No details of businessman Michael Spavor's condition were provided, however, due to Canadian privacy laws.
China detained Spavor on December 12, two days after former diplomat Michael Kovrig, accusing them both of activities that "endanger China's security" -- a phrase often used by Beijing when alleging espionage.
Though no link has been officially made, the arrests are thought to be in retaliation for Canada's December 1 arrest on a US request of Meng Wanzhou, a top Chinese business executive accused of violating Iran sanctions.
Ottawa renewed its call -- backed by Australia, Britain, France, Germany, the European Union and the United States -- for the Canadian pair's immediate release.

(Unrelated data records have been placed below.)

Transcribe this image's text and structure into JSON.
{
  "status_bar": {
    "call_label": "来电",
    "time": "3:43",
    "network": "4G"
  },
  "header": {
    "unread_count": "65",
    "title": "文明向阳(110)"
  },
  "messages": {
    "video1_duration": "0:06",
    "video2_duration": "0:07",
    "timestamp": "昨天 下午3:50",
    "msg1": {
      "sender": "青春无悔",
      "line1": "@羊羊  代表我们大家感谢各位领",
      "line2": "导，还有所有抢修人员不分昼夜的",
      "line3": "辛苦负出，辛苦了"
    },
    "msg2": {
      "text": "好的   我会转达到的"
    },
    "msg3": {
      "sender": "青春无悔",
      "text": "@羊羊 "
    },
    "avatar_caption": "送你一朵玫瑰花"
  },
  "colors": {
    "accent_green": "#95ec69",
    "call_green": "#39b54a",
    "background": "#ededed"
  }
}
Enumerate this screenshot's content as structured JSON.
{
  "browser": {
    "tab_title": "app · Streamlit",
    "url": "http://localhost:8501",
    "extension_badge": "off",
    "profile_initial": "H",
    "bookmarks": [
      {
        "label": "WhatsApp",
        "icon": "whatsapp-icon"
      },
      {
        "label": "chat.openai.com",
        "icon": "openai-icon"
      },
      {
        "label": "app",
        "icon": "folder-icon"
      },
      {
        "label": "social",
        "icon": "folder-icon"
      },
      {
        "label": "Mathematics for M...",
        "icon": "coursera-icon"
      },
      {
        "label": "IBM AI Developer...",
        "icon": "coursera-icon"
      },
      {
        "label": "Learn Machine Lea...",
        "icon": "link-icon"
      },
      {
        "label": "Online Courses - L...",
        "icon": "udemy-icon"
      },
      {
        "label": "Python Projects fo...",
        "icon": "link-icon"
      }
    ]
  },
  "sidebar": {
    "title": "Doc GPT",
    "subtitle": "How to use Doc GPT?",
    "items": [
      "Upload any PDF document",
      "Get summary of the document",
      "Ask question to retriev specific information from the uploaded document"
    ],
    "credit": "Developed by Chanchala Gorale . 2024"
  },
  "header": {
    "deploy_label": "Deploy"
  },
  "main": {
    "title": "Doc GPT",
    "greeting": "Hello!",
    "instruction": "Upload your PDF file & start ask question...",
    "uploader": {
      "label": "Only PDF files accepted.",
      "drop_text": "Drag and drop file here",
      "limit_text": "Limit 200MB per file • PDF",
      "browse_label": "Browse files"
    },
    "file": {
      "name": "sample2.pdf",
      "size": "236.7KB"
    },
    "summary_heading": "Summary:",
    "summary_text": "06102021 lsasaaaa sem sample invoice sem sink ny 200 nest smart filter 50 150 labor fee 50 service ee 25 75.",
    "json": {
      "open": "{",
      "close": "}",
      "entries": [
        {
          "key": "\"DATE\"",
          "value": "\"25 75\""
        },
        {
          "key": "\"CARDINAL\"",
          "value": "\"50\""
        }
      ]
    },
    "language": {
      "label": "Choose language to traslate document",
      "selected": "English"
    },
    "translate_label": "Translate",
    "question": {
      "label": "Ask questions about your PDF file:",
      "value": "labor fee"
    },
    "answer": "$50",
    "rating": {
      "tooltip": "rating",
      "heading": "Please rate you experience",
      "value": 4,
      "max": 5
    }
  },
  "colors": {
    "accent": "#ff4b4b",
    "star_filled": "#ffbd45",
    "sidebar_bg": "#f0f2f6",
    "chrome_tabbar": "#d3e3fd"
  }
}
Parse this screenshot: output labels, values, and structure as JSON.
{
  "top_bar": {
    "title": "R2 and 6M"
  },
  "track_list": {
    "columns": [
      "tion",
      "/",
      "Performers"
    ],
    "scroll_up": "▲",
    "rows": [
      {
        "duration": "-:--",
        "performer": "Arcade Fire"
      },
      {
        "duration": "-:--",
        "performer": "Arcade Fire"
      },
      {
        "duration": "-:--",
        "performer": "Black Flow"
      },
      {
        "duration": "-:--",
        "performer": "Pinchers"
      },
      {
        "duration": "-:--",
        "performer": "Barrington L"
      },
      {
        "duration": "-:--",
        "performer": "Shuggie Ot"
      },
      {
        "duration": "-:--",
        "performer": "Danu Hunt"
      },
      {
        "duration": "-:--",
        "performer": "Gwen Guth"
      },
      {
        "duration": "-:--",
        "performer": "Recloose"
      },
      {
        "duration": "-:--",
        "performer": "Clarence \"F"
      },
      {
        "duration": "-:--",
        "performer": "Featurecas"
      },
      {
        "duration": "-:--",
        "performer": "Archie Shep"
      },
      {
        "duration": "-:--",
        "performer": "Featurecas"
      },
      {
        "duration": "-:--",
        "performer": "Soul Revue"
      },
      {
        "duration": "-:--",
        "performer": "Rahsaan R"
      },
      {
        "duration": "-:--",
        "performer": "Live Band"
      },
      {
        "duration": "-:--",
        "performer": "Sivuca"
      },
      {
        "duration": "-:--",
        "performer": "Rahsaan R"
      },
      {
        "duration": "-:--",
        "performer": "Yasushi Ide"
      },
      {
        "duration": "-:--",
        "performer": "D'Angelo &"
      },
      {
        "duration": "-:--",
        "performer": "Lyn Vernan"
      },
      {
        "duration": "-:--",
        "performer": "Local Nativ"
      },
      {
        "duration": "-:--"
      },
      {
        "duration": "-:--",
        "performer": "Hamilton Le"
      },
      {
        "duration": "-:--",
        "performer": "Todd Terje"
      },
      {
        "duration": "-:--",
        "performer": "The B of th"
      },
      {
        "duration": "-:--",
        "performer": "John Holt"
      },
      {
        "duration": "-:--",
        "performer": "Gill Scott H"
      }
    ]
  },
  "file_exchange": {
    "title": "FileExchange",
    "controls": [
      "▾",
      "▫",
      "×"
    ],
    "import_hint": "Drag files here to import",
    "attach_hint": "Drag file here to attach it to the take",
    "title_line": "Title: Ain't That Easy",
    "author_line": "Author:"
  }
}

The Spavor visit -- his second by consular officials -- came after Canadian Prime Minister Justin Trudeau raised the cases with US President Donald Trump, whose administration began trade talks with Beijing this week.
On Monday, Trudeau and Trump in a telephone call denounced the "arbitrary" detentions.
Canadian parliamentarians cited by the Globe and Mail also warned Chinese officials during a visit to Shanghai that the arrests have created a "major chill" in East-West relations.
The Canadian government said it would press for further time with Kovrig and Spavor, who were granted consular access by Beijing in mid-December, according to Canadian officials.